Alföldi J, Di Palma F, Grabherr M, Williams C, Kong L, Mauceli E, Russell P, Lowe CB, Glor RE, Jaffe JD, Ray DA, Boissinot S, Shedlock AM, Botka C, Castoe TA, Colbourne JK, Fujita MK, Moreno RG, ten Hallers BF, Haussler D, Heger A, Heiman D, Janes DE, Johnson J, de Jong PJ, Koriabine MY, Lara M, Novick PA, Organ CL, Peach SE, Poe S, Pollock DD, de Queiroz K, Sanger T, Searle S, Smith JD, Smith Z, Swofford R, Turner-Maier J, Wade J, Young S, Zadissa A, Edwards SV, Glenn TC, Schneider CJ, Losos JB, Lander ES, Breen M, Ponting CP, Lindblad-Toh K
Nature 477 (7366) 587-591 [2011-08-31; online 2011-08-31]

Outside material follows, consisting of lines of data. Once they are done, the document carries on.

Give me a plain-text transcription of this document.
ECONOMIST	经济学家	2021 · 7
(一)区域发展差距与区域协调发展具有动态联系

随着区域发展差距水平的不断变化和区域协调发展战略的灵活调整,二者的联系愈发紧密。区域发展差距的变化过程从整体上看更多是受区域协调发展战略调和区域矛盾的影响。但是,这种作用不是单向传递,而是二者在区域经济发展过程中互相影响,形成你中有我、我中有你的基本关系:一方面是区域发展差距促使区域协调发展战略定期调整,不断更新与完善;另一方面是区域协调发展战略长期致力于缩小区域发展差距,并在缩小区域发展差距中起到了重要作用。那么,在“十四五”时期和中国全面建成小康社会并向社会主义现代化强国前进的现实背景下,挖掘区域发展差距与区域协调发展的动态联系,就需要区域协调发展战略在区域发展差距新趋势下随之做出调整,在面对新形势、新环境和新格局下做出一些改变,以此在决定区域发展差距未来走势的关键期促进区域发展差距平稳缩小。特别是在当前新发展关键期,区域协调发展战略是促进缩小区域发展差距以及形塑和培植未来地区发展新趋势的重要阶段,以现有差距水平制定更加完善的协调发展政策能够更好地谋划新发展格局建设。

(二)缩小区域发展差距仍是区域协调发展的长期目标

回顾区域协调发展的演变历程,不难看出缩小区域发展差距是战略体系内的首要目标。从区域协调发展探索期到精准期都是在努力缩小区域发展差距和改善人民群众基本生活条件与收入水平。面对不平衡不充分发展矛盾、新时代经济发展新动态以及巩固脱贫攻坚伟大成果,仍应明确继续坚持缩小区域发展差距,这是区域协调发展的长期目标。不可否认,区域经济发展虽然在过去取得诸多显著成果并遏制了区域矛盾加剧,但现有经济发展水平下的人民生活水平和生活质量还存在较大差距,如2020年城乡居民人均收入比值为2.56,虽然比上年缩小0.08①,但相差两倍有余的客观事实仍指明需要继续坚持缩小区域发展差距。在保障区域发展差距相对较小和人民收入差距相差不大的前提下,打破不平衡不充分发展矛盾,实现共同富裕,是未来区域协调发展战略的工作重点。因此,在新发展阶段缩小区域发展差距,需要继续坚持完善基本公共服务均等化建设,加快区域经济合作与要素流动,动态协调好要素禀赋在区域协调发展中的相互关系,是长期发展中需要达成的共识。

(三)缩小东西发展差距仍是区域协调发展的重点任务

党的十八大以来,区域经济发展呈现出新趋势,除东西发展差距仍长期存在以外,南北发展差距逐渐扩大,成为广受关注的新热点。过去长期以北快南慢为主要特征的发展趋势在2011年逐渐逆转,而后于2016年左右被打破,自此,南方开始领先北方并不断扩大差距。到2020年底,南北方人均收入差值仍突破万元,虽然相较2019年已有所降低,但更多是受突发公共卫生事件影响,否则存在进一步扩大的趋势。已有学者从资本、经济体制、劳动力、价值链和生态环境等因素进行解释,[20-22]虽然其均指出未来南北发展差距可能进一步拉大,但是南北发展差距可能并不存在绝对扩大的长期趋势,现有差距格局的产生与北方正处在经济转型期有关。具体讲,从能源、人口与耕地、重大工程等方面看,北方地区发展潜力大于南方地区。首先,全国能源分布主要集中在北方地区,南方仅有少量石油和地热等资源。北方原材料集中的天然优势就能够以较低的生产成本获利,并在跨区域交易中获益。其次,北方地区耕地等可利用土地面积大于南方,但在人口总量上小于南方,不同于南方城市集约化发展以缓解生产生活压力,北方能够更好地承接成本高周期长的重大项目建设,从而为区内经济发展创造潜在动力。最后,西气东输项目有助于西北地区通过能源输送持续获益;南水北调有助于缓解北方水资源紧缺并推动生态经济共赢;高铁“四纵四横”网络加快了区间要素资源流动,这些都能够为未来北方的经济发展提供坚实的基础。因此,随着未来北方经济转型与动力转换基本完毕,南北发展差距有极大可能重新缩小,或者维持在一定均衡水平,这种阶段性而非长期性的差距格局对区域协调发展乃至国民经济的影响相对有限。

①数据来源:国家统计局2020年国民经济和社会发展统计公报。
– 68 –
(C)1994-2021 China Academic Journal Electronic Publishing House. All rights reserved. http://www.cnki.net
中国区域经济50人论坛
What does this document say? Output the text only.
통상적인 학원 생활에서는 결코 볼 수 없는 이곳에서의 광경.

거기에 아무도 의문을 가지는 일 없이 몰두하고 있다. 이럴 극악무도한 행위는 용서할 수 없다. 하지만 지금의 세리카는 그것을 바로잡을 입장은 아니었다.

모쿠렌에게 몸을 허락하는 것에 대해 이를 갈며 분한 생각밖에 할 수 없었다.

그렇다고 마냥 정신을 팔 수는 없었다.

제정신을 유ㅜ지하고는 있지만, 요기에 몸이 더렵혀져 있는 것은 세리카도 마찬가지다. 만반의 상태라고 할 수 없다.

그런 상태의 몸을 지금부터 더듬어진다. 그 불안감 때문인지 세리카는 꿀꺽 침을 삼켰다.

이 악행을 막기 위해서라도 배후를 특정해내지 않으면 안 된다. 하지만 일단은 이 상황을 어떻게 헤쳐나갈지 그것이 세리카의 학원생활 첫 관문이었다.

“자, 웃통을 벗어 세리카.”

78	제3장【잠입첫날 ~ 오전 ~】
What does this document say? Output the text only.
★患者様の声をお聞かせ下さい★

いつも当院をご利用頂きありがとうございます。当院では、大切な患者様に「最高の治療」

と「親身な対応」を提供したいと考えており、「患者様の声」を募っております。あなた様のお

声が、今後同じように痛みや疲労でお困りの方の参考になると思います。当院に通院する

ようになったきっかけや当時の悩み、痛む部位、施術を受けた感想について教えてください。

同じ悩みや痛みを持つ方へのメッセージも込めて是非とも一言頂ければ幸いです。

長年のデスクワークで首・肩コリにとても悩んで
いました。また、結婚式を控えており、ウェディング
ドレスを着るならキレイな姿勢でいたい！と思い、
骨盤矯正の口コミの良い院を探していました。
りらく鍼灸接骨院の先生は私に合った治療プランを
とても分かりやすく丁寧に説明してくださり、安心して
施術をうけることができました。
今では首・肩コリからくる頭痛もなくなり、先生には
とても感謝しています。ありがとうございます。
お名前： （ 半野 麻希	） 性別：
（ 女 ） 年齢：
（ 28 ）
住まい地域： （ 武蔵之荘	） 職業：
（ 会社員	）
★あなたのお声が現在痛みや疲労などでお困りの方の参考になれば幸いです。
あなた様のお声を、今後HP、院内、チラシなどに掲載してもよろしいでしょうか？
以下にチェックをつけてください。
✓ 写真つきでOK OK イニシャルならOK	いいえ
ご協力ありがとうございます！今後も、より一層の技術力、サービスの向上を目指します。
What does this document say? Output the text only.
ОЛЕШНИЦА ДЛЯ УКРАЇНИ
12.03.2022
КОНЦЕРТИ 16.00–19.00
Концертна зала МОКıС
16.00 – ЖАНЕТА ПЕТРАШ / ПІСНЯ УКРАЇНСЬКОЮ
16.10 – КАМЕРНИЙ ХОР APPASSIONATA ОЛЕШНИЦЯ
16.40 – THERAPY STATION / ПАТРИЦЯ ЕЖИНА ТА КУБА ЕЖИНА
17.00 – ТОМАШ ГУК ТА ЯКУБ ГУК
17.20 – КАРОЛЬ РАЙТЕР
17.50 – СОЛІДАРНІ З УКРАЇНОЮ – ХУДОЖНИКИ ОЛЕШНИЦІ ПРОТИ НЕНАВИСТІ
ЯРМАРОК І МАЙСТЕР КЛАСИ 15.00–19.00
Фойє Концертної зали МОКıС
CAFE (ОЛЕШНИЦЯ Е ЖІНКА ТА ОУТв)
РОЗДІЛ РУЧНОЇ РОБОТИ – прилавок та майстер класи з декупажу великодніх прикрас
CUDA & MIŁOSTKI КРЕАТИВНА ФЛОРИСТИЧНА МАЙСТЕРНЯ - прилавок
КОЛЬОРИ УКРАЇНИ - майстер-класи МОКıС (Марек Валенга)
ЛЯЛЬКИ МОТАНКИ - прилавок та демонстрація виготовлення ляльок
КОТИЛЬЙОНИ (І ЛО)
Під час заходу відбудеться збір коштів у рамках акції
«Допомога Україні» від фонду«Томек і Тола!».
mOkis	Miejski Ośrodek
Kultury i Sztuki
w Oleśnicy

The evolution of the amniotic egg was one of the great evolutionary innovations in the history of life, freeing vertebrates from an obligatory connection to water and thus permitting the conquest of terrestrial environments. Among amniotes, genome sequences are available for mammals and birds, but not for non-avian reptiles. Here we report the genome sequence of the North American green anole lizard, Anolis carolinensis. We find that A. carolinensis microchromosomes are highly syntenic with chicken microchromosomes, yet do not exhibit the high GC and low repeat content that are characteristic of avian microchromosomes. Also, A. carolinensis mobile elements are very young and diverse-more so than in any other sequenced amniote genome. The GC content of this lizard genome is also unusual in its homogeneity, unlike the regionally variable GC content found in mammals and birds. We describe and assign sequence to the previously unknown A. carolinensis X chromosome. Comparative gene analysis shows that amniote egg proteins have evolved significantly more rapidly than other proteins. An anole phylogeny resolves basal branches to illuminate the history of their repeated adaptive radiations.